The containers lost from a vessel sailing up the coast of the North West of Spain a few months ago have started to release their hazardous contents.
Billions of nurdles, the raw material for plastic production, started to appear in the North Western Atlantic Coast of Spain. Tide and wind-driven movement of these releases have now spread the nurdle pollution along the Northern Bay of Biscay coast of Spain. In all 250 km of beaches and coastlines have been impacted. Worryingly we are only at the start of the incident.
As ever in these incidents it is not clear who is liable so the question of who pays has come to the fore. Regional Government is pushing the National Government to pay for the cleanup saying that as the source of the loss is not known it is a failure in National Government surveillance. In the meantime, the affected Spanish regions are implementing the best response they can. The autonomous Basque region has triggered its ISASERZA contingency plan should these nurdles reach their regions that have so far not been impacted. In Asturias and Galicia, a mix of volunteers state employees and subcontractors are working together to manage the impact.

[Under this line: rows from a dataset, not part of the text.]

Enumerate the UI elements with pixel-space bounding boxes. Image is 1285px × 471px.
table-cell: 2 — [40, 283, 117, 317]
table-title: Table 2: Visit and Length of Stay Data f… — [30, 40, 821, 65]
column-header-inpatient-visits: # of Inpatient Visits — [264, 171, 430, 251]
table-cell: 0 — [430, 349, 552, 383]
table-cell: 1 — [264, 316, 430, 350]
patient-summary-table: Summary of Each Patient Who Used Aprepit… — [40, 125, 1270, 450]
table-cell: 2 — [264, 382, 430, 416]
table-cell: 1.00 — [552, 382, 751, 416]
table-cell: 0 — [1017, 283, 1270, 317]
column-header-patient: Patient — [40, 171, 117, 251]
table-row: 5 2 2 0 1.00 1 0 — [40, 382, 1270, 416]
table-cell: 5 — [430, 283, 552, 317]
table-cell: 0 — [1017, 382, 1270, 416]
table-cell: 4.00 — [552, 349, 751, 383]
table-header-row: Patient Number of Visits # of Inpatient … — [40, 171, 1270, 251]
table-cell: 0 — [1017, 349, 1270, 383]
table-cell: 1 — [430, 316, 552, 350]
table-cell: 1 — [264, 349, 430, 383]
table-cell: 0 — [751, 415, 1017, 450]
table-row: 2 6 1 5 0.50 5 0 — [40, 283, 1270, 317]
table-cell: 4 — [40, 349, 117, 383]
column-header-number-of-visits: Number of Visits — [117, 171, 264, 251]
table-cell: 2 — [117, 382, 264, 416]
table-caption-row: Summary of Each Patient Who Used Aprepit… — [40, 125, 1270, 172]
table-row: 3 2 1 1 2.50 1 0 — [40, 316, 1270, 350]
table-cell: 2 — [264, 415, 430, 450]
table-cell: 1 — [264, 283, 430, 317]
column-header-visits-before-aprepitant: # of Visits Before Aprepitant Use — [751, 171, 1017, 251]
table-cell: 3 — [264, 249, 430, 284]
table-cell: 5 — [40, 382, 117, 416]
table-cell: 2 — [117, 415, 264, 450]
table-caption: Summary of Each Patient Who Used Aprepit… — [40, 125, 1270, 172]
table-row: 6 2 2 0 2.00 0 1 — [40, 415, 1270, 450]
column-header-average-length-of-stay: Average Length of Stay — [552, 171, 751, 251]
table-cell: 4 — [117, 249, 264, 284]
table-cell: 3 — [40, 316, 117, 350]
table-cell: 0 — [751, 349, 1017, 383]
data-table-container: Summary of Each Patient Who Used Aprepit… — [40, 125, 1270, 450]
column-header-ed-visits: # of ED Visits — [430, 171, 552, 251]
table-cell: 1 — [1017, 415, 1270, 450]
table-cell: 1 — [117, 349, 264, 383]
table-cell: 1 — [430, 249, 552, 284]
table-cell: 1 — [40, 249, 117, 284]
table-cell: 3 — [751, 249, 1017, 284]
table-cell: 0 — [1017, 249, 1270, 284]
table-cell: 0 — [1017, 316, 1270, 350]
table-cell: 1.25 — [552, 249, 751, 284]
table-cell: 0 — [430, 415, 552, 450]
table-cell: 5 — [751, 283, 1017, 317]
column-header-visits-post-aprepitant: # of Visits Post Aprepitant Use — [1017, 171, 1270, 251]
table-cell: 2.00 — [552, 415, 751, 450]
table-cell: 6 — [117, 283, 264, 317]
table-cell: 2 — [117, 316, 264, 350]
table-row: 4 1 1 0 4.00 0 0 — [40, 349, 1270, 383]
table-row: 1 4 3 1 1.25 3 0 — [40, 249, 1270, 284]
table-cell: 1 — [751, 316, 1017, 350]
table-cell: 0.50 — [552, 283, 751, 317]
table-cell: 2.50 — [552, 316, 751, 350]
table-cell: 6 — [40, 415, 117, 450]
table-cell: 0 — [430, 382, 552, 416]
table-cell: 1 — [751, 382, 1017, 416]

This has put pressure on EU lawmakers who are aware that 176,000 tons of these pellets are released into the seas each year. Joao Albuquerque, the EU Parliament’s lead negotiator on the new law, on Thursday, said he had proposed expanding the requirements for companies to prevent spills to also include the shipping sector – particularly after the incident in Galicia
“This has become extremely urgent. These dramas are almost always avoidable,” Albuquerque told an EU Parliament committee meeting.
His proposal would also expand the law to cover not only pellets but the plastic flakes, powders and dust used to manufacture products.
The Parliament is racing to agree on its negotiating position, to give talks with EU countries to finish the law a chance of concluding before the EU elections in June.
The European Commission said its original proposal for the law omitted maritime transport because environmental issues in international shipping are handled by the International Maritime Organization. It suggested, however, that the law could be strengthened to at least cover plastic pollution from journeys within the EU.